Proses  pengeringan berlangsung dalam ruangan. Dudi mengatur suhu di ruang  pengeringan maksimal 35oC dan kelembapan 46% agar tidak merusak kandungan nutrisi. Daun kelor kering setelah 3 hari pengeringan.

Selanjutnya Dudi menggiling daun kering menjadi serbuk hingga tingkat  kehalusan 200 mesh. Daun kelor serbuk itu menjadi bahan baku teh daun  kelor celup.

Pria 55 tahun itu juga mengolah daun kelor menjadi tepung  yang lebih halus, yakni hingga berukuran 500 mesh.

"Tepung daun kelor  seukuran debu itu dapat digunakan sebagai bahan campuran produk apapun  baik itu makanan, kapsul, atau kosmetik," ujar Dudi.

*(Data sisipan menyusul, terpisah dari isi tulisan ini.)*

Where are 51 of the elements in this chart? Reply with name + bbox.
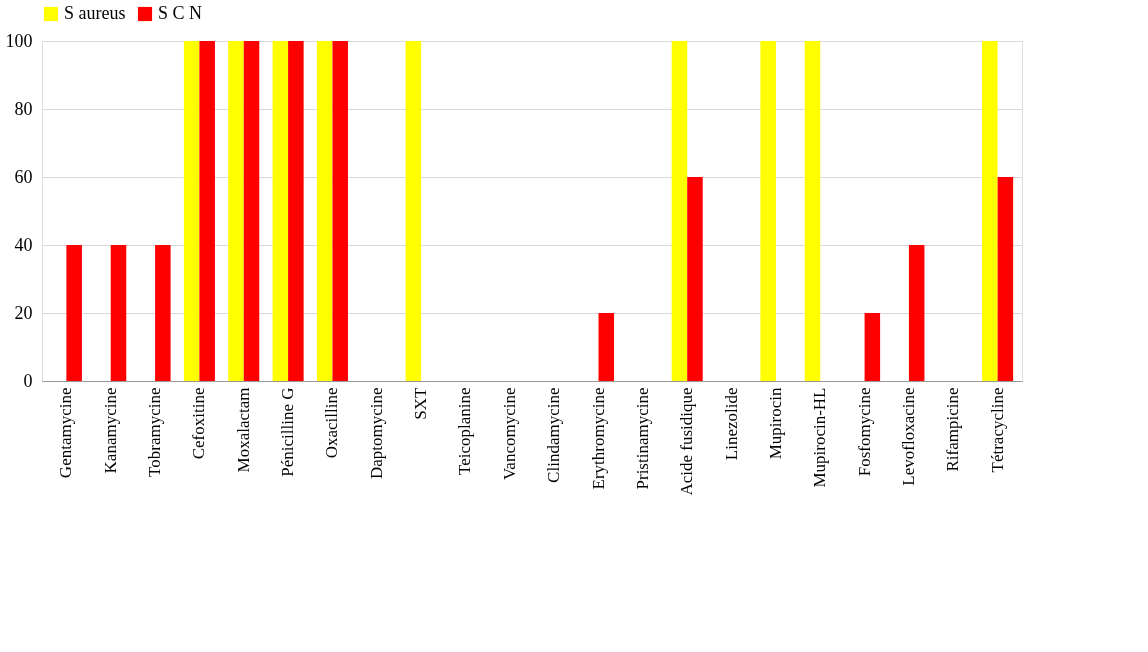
x-tick-label: Linezolide [721, 387, 741, 461]
bar [997, 177, 1014, 381]
x-tick-label: Clindamycine [544, 387, 564, 483]
bar [316, 41, 333, 381]
x-tick-label: Daptomycine [366, 387, 386, 480]
x-tick-label: Gentamycine [56, 387, 76, 479]
x-tick-label: Tobramycine [145, 387, 165, 477]
x-tick-label: Pristinamycine [632, 387, 652, 490]
bar [598, 313, 615, 381]
bar [332, 41, 348, 381]
bar [228, 41, 244, 381]
x-tick-label: Acide fusidique [677, 387, 697, 496]
x-tick-label: Cefoxitine [189, 387, 209, 460]
bar [405, 41, 422, 381]
bar [804, 41, 821, 381]
y-tick-label: 100 [5, 30, 33, 51]
bar [183, 41, 200, 381]
bar [982, 41, 998, 381]
x-tick-label: Rifampicine [943, 387, 963, 472]
bar [66, 245, 82, 381]
y-tick-label: 60 [14, 166, 33, 187]
bar [155, 245, 171, 381]
legend-label: S C N [158, 3, 203, 23]
bar [760, 41, 776, 381]
x-tick-label: Fosfomycine [854, 387, 874, 477]
x-tick-label: Mupirocin [765, 387, 785, 460]
x-tick-label: Tétracycline [987, 387, 1007, 473]
bar [671, 41, 688, 381]
y-tick-label: 80 [14, 98, 33, 119]
bar [288, 41, 304, 381]
bar [243, 41, 260, 381]
x-tick-label: Teicoplanine [455, 387, 475, 476]
x-tick-label: Kanamycine [100, 387, 120, 474]
bar [687, 177, 703, 381]
y-tick-label: 20 [14, 302, 33, 323]
x-tick-label: Mupirocin-HL [810, 387, 830, 488]
x-tick-label: Vancomycine [499, 387, 519, 481]
bar [199, 41, 215, 381]
x-tick-label: Levofloxacine [898, 387, 918, 486]
y-tick-label: 0 [23, 370, 33, 391]
y-tick-label: 40 [14, 234, 33, 255]
bar [110, 245, 127, 381]
x-tick-label: Pénicilline G [278, 387, 298, 477]
bar [908, 245, 925, 381]
x-tick-label: SXT [411, 386, 431, 420]
x-tick-label: Erythromycine [588, 387, 608, 490]
x-tick-label: Moxalactam [233, 387, 253, 473]
bar [864, 313, 881, 381]
x-tick-label: Oxacilline [322, 387, 342, 459]
legend-label: S aureus [64, 3, 126, 23]
bar [272, 41, 289, 381]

Untuk menghasilkan  tepung sehalus itu caranya dengan mengisap "debu" saat proses penepungan  daun kelor kering.

Dudi menjual sebagian besar produk tepung dan olahan kelor ke  mancanegara, seperti Malaysia, Singapura, Vietnam, Myanmar, Korea  Selatan, dan negara-negara lain di Benua Afrika, Eropa, serta Amerika.

"Pasar Indonesia malah sedikit karena di masyarakat kita beredar mitos  kalau kelor berhubungan dunia mistis," ujar alumnus Fakultas Pertanian  Universitas Siliwangi, Tasikmalaya, Jawa Barat, itu.

Untuk pasar lokal,  Dudi memasarkan aneka produk olahan kelor melalui 71 gerai yang tersebar  di seluruh Indonesia.

Dalam sebulan Dudi mampu menjual rata-rata 2 ton tepung daun kelor  dengan harga Rp250.000 per kg atau total omzet rata-rata Rp500 juta per  bulan. Tepung daun kelor itu menjadi bahan baku berbagai olahan, seperti  teh, aneka jenis makanan, kapsul herbal, dan aneka produk kosmetik.

Dudi memperoleh pasokan bahan baku kelor dari pekebun mitra, salah  satunya Felix Bram Samora. Pemuda asal Blora itu mengebunkan kelor  secara organik di lahan 3 hektar sejak 2014.

 Lokasi kebun bersebelahan  dengan area pengolahan kelor milik Dudi.

"Idealnya lokasi kebun dekat  dengan lokasi pengolahan karena hasil panen daun kelor harus segera  diolah sebelum 4 jam," tutur Dudi.

Dari kebun seluas itu Bram memanen rata-rata 500 kg daun kelor segar  setiap dua hari. Hasil panen itu ia jual ke Dudi, lalu dikeringkan.

Dari  jumlah hasil panen itu menghasilkan 50 kg daun kelor kering atau  rendemen 10%. "Setiap bulan saya harus membayar ke Bram rata-rata Rp75  juta per bulan," ujar Dudi sambil tersenyum.

Selain dari Bram, Dudi juga  memperoleh pasokan tepung daun kelor dari para pekebun di NTT. "Mereka  sudah punya unit pengolahan sendiri sehingga bisa menjual dalam bentuk  tepung," tambahnya.